Çalışmanın anlamını, değerini, insanın sevdiği işi yapmasının önemini bir kaç yazı önce sizlerle paylaşmıştım. Bu sisteminin içindeyiz bir kere, sorgulamak için hiç bir zaman geç olmasa da, başka türlü yaşamak çok zor.
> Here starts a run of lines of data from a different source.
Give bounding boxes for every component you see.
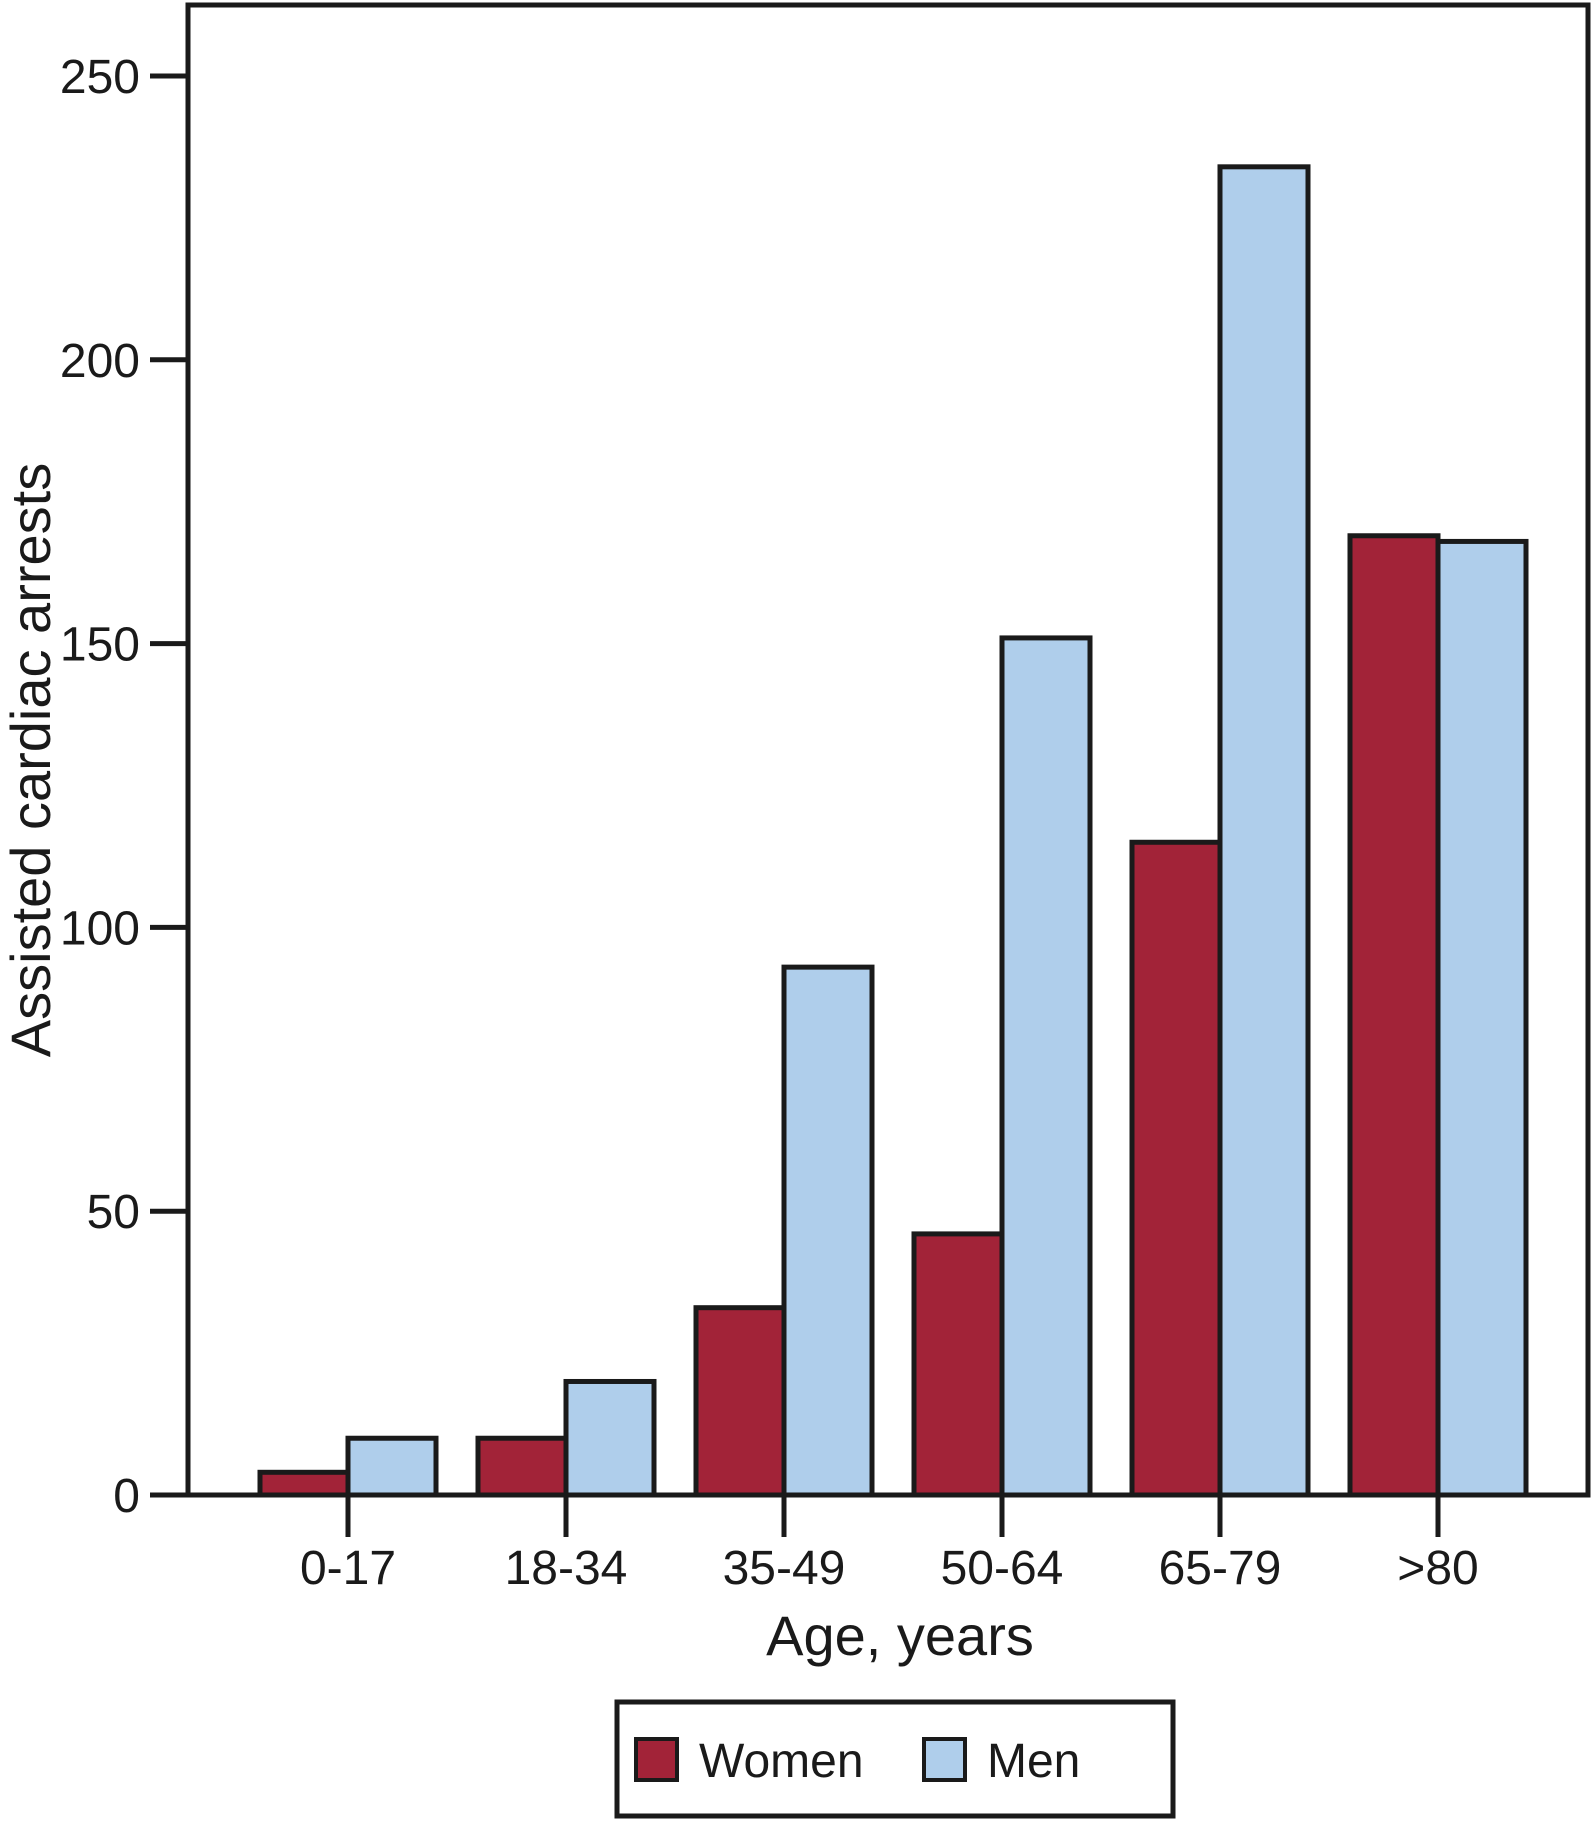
- legend-label-men: Men: [987, 1735, 1080, 1788]
- y-tick-label-50: 50: [87, 1186, 140, 1239]
- legend-swatch-women: [634, 1737, 679, 1782]
- legend-label-women: Women: [699, 1735, 864, 1788]
- y-tick-label-250: 250: [60, 51, 140, 104]
- axes-layer: 0 50 100 150 200 250 0-17 18-34 35-49 50-64 65-79 >…: [60, 2, 1591, 1595]
- x-category-label-35-49: 35-49: [723, 1542, 846, 1595]
- y-tick-label-0: 0: [113, 1470, 140, 1523]
- bar-women-18-34: [475, 1435, 569, 1498]
- bar-women-65-79: [1129, 839, 1223, 1498]
- bar-men-50-64: [999, 635, 1093, 1498]
- bar-women->80: [1347, 533, 1441, 1498]
- x-category-label-65-79: 65-79: [1159, 1542, 1282, 1595]
- bar-men-35-49: [781, 964, 875, 1498]
- y-tick-label-150: 150: [60, 619, 140, 672]
- x-category-label-18-34: 18-34: [505, 1542, 628, 1595]
- y-tick-label-100: 100: [60, 902, 140, 955]
- x-category-label-0-17: 0-17: [300, 1542, 396, 1595]
- bars-layer: [257, 164, 1529, 1498]
- y-tick-label-200: 200: [60, 335, 140, 388]
- bar-women-0-17: [257, 1469, 351, 1498]
- y-axis-title: Assisted cardiac arrests: [0, 463, 62, 1057]
- x-category-label-50-64: 50-64: [941, 1542, 1064, 1595]
- bar-women-35-49: [693, 1305, 787, 1498]
- legend-box: [614, 1699, 1176, 1819]
- bar-women-50-64: [911, 1231, 1005, 1498]
- bar-men-65-79: [1217, 164, 1311, 1498]
- legend-swatch-men: [922, 1737, 967, 1782]
- legend: Women Men: [614, 1699, 1176, 1819]
- bar-men->80: [1435, 538, 1529, 1498]
- plot-frame: [185, 2, 1591, 1498]
- bar-men-18-34: [563, 1378, 657, 1498]
- bar-men-0-17: [345, 1435, 439, 1498]
- x-axis-title: Age, years: [766, 1604, 1034, 1667]
- x-category-label->80: >80: [1397, 1542, 1478, 1595]
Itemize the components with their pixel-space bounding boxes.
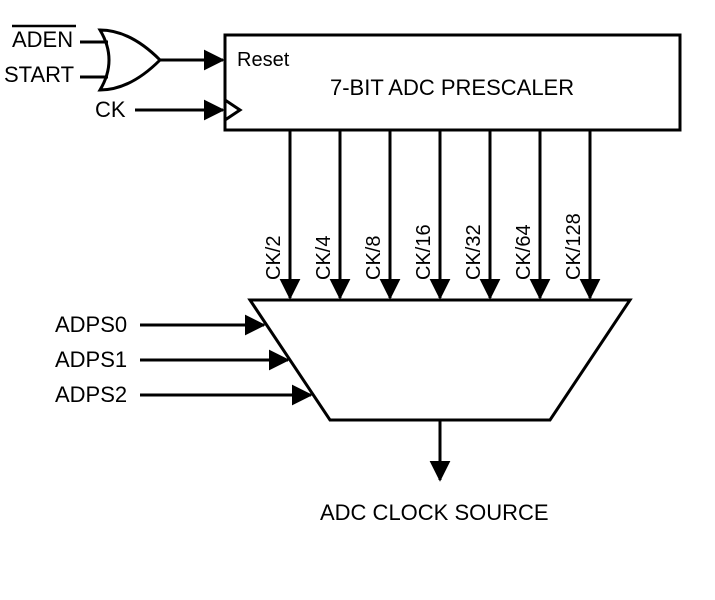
svg-text:ADPS2: ADPS2 <box>55 382 127 407</box>
svg-text:CK/16: CK/16 <box>413 224 435 280</box>
reset-label: Reset <box>237 49 290 71</box>
svg-text:START: START <box>4 62 74 87</box>
svg-text:CK/64: CK/64 <box>513 224 535 280</box>
svg-text:ADPS0: ADPS0 <box>55 312 127 337</box>
prescaler-title: 7-BIT ADC PRESCALER <box>330 75 574 100</box>
output: ADC CLOCK SOURCE <box>320 420 549 525</box>
svg-text:CK/128: CK/128 <box>563 213 585 280</box>
division-lines: CK/2 CK/4 CK/8 CK/16 CK/32 CK/64 CK/128 <box>263 130 590 298</box>
input-ck: CK <box>95 97 223 122</box>
svg-text:ADEN: ADEN <box>12 27 73 52</box>
or-gate <box>100 30 160 90</box>
svg-text:CK: CK <box>95 97 126 122</box>
mux <box>250 300 630 420</box>
prescaler-box: Reset 7-BIT ADC PRESCALER <box>225 35 680 130</box>
output-label: ADC CLOCK SOURCE <box>320 500 549 525</box>
input-aden: ADEN <box>12 26 108 52</box>
select-lines: ADPS0 ADPS1 ADPS2 <box>55 312 311 407</box>
clock-edge-icon <box>225 100 240 120</box>
svg-text:CK/32: CK/32 <box>463 224 485 280</box>
svg-text:ADPS1: ADPS1 <box>55 347 127 372</box>
input-start: START <box>4 62 108 87</box>
svg-text:CK/8: CK/8 <box>363 236 385 280</box>
svg-text:CK/2: CK/2 <box>263 236 285 280</box>
svg-text:CK/4: CK/4 <box>313 236 335 280</box>
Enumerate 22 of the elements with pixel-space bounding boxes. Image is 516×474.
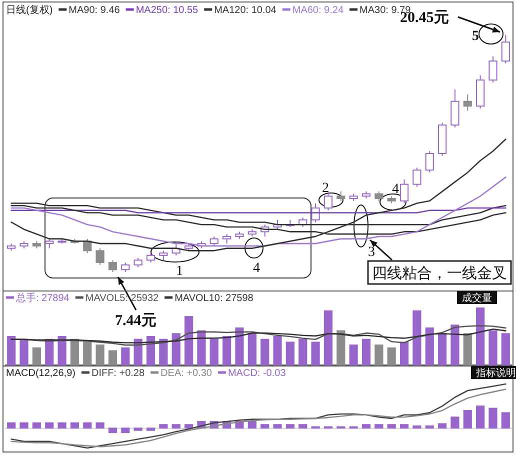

Bu satırları yazdığım gün doğum günü olan ünlü şair Arthur Rimbaud demis ki ”Hayat çalışmakla çiçeklenir”. Bu cümle bir çok anlam taşıyor, daha doğrusu şair, kanımca “hayat” derken pek çok şey ifade etmek istemiş …Evet, her şey çalışmakla çiçekleniyor, herşey emek istiyor, bir tohumun çiçek oluşunu görmek, bir hayali gerçeğe çevirmek sabır ve uğraş gerektiriyor.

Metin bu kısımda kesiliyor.